Today, KYC processes rely on a basic match process between the identity information provided by a prospective customer and that provided by a range of third-party data sources, including credit reports, watch lists, and other collections of consumer and business information. The problem with this approach is that if retail customers aren’t in those databases, they essentially are excluded from the global payments system. For business customers, the challenge for KYC processes is that malicious actors have many techniques to obscure their real identity, putting financial services firms at risk of processing a transaction that ultimately turns out to be in support of money laundering or terrorist financing.
In the KYC process, ML engines can consume vastly greater quantities of information on a customer than is possible with today’s methods. By expanding the scope of the review, the rural farmer or furniture maker in Africa has as much opportunity to be successfully approved to transact business as the executive who works in midtown Manhattan. ML algorithms are likely to be more effective in predicting whether either the farmer or executive is actually who he says he is.
Similar challenges exist with AML surveillance, because the information necessary to evaluate whether a transaction is illegal is limited, resulting in too many alerts and a complicated and time-intensive investigation process. ML techniques also promise to extend AML surveillance from the simplistic approaches used today to sophisticated surveillance consuming a vast set of information, not only on the individual parties in the transaction but other parties they have transacted with and the types of transactions they have performed. This will not only reduce false positives (those pesky alerts investigators need to run down), but, more importantly, reduce false negatives (activity that needs to be investigated but isn’t spotted or reviewed).

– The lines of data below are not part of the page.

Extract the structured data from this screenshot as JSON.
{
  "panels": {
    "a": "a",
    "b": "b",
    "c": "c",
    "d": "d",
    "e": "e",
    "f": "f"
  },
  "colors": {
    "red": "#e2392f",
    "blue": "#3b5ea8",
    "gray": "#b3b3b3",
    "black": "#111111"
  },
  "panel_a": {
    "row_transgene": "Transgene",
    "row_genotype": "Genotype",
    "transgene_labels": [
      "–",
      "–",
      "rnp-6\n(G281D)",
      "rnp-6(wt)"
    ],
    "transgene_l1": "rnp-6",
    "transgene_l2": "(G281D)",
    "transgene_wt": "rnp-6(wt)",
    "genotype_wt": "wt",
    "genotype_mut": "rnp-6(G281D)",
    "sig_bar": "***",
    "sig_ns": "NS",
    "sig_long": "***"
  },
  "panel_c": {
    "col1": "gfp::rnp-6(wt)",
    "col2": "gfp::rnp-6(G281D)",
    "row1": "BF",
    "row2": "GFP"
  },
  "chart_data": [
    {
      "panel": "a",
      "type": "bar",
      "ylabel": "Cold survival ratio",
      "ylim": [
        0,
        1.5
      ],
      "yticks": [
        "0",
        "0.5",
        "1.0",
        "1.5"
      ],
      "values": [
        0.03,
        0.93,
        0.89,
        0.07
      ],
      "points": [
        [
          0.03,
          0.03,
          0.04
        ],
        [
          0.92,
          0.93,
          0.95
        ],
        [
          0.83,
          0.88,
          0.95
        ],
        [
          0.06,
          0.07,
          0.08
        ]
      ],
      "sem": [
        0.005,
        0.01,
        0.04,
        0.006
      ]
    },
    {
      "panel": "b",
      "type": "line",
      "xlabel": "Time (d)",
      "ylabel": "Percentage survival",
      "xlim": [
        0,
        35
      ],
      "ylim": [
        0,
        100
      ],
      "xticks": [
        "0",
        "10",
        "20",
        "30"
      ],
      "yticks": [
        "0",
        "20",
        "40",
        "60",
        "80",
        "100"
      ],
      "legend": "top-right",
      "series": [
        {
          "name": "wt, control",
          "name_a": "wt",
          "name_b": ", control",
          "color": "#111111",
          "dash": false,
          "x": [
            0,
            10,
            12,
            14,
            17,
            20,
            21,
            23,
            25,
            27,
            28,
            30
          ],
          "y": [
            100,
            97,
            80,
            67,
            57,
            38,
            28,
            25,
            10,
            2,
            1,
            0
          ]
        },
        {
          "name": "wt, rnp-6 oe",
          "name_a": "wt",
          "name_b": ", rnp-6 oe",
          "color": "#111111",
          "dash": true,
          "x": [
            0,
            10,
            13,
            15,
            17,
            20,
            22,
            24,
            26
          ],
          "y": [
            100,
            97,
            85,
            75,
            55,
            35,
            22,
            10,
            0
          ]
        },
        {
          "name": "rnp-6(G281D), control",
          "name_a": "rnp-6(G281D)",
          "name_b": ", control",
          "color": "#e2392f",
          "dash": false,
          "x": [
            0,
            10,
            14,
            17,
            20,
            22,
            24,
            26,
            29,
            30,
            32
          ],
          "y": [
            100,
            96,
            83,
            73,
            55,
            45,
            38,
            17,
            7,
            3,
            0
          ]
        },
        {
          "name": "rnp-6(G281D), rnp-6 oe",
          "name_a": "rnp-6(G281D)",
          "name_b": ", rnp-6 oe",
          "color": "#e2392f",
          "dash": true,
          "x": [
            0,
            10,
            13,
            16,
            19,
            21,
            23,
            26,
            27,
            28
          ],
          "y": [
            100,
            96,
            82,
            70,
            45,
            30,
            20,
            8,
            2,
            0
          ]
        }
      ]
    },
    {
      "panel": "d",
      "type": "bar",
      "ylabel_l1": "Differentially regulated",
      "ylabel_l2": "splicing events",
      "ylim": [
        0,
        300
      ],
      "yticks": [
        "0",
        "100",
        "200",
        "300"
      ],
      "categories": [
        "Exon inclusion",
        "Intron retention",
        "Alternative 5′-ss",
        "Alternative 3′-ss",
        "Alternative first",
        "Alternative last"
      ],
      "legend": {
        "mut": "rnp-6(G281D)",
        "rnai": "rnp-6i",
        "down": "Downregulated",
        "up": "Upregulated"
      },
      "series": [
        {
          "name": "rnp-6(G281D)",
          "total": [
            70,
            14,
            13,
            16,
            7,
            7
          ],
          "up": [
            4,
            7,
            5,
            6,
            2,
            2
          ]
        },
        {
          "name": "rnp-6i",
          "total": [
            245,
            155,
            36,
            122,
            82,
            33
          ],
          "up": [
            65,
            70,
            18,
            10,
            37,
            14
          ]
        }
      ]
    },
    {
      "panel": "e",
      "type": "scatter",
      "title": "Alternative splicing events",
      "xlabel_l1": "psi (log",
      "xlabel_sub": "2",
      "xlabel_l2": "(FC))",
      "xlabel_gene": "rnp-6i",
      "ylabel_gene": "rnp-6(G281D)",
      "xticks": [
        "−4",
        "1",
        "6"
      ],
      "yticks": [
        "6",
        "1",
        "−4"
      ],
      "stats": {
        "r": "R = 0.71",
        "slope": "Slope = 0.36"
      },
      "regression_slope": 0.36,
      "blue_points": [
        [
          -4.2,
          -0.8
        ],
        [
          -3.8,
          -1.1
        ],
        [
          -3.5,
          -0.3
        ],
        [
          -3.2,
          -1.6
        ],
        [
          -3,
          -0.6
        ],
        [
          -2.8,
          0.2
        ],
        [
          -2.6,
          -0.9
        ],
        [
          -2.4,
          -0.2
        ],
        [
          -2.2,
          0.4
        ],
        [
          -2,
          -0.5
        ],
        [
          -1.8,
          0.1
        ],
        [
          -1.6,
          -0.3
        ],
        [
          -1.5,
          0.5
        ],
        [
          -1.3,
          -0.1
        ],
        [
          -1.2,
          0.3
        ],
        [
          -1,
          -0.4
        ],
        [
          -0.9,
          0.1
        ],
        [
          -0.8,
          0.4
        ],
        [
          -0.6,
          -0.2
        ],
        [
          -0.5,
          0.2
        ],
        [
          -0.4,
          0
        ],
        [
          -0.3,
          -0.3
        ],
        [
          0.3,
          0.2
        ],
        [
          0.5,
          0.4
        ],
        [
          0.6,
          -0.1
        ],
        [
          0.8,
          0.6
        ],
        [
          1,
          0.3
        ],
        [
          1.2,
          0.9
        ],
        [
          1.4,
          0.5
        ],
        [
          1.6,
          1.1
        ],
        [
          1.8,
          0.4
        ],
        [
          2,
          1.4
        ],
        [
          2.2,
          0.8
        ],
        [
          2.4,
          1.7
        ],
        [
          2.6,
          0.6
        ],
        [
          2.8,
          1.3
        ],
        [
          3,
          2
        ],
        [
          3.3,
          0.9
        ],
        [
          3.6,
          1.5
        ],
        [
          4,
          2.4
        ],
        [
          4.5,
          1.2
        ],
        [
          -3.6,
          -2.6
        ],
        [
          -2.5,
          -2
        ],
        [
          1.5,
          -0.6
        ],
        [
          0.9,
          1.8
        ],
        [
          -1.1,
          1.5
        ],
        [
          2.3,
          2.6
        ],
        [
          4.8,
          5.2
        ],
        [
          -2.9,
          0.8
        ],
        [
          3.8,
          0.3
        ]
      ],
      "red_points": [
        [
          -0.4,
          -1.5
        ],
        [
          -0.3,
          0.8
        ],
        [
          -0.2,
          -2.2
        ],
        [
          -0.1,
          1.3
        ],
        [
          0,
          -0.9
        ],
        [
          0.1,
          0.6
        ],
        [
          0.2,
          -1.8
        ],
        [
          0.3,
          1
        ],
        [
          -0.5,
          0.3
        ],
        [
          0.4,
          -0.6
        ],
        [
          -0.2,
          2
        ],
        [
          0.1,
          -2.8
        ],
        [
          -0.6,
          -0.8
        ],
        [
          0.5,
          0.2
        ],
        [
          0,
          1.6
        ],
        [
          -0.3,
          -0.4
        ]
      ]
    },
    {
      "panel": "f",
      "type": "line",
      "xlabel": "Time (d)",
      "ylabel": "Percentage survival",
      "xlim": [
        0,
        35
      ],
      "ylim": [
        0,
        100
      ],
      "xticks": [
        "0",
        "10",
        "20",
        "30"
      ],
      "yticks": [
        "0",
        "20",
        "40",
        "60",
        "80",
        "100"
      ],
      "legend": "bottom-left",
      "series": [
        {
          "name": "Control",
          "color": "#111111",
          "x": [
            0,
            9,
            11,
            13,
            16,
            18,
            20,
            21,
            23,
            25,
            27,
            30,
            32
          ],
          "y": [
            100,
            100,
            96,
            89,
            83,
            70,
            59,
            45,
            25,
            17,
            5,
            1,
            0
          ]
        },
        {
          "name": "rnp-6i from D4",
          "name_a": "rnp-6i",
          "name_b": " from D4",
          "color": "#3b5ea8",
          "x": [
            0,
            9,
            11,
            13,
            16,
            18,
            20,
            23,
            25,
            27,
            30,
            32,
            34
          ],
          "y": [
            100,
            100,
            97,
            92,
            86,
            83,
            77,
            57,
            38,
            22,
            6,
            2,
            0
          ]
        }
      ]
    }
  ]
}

There are many other potential applications for ML within the real-time payments market that likely will be identified and exploited by innovative companies. They might include near-instantaneous analysis of payment intent and its use to better understand a customer’s needs and wants. The applications might extend to systems for accounts payable and accounts receivable, automatically facilitating payments across supply chains to both protect the parties involved from fraud but also optimize cash flow and the use of lines of credit. They could also be used to let you tell your phone to order dinner from your favorite restaurant and have it delivered as you walk into the elevator at the end of the day, with seamless real-time payment for your meal that your agent facilitates. Given the power of machine learning to consume immense quantities of data and predict outcomes, the sky is the limit when it comes to potential uses.